The Whitechapel Centre has helped June when she has struggled emotionally, which has impacted on her ability to maintain her home; also helping June to create systems to keep on top of the clutter of hoarding, that builds up, when June is feeling low, and helps June to keep on top of the bills during a very difficult time of healing and recovery. “I was allowed to be me, allowed space to deal with everything at my own pace. Now I’ve found me, I want to give back to the people who have helped me. I don’t forget anything. I want to tell my story.
If I can just get through to one person and make a difference. I’m proud of myself. Proud that I survived.’ June also wants to work with police to recognise that they need more knowledge and training in how to deal with domestic violence.

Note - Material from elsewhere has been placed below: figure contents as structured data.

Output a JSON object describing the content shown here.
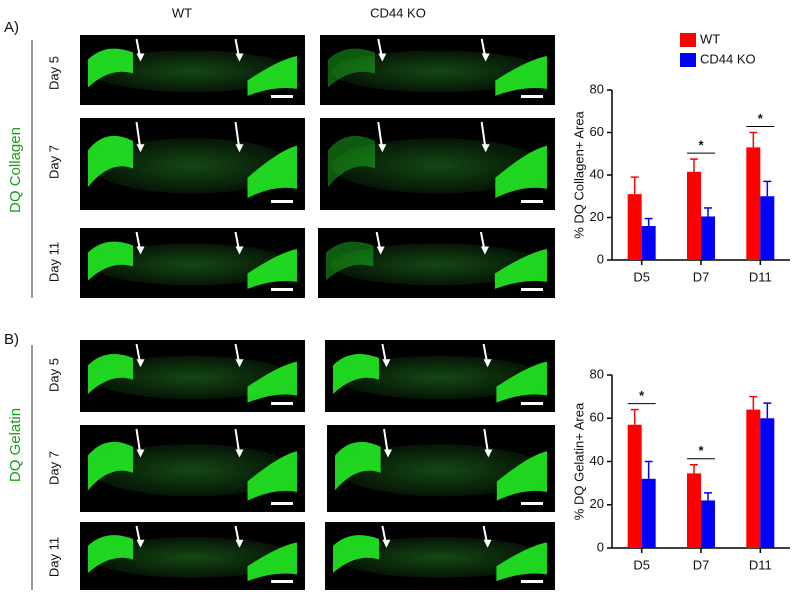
{
  "columns": [
    "WT",
    "CD44 KO"
  ],
  "panels": [
    {
      "label": "A)",
      "stain": "DQ Collagen",
      "days": [
        "Day 5",
        "Day 7",
        "Day 11"
      ]
    },
    {
      "label": "B)",
      "stain": "DQ Gelatin",
      "days": [
        "Day 5",
        "Day 7",
        "Day 11"
      ]
    }
  ],
  "chart_data": [
    {
      "type": "bar",
      "ylabel": "% DQ Collagen+ Area",
      "categories": [
        "D5",
        "D7",
        "D11"
      ],
      "series": [
        {
          "name": "WT",
          "color": "#ff0000",
          "values": [
            31,
            41.5,
            53
          ],
          "errors": [
            8,
            6,
            7
          ]
        },
        {
          "name": "CD44 KO",
          "color": "#0000ff",
          "values": [
            16,
            20.5,
            30
          ],
          "errors": [
            3.5,
            4,
            7
          ]
        }
      ],
      "ylim": [
        0,
        80
      ],
      "yticks": [
        0,
        20,
        40,
        60,
        80
      ],
      "legend": "top-right",
      "annotations": [
        {
          "label": "*",
          "category": "D7"
        },
        {
          "label": "*",
          "category": "D11"
        }
      ]
    },
    {
      "type": "bar",
      "ylabel": "% DQ Gelatin+ Area",
      "categories": [
        "D5",
        "D7",
        "D11"
      ],
      "series": [
        {
          "color": "#ff0000",
          "values": [
            57,
            34.5,
            64
          ],
          "errors": [
            7,
            4,
            6
          ]
        },
        {
          "color": "#0000ff",
          "values": [
            32,
            22,
            60
          ],
          "errors": [
            8,
            3.5,
            7
          ]
        }
      ],
      "ylim": [
        0,
        80
      ],
      "yticks": [
        0,
        20,
        40,
        60,
        80
      ],
      "annotations": [
        {
          "label": "*",
          "category": "D5"
        },
        {
          "label": "*",
          "category": "D7"
        }
      ]
    }
  ]
}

Her husband was sentenced to 17 years and June is thankful that the judge recognised that her husband had taken the last from her when he could’ve walked away. June didn’t have everything, but she was happy with what she had; her dream home, her business and her family together under one roof.
The neighbours next door were also made homeless for 9 months due to the damage to their house, which has strained relationships between them and June. It has also affected June’s children who all have fears of it happening again.
June still has some way to go, but telling her story she sits proudly, wiping tears from eyes with her scars visible – not hiding from what has happened to her. The house she is currently in doesn’t feel like home. It feels like a dungeon. June just wants to be back in her home to redecorate and build her life back up to prove that her husband didn’t win. He didn’t take everything away.
‘People need to open their minds more and put themselves in the position of a homeless person. There needs to be more awareness and funding for more publication of the causes of homelessness, not just the statistics.’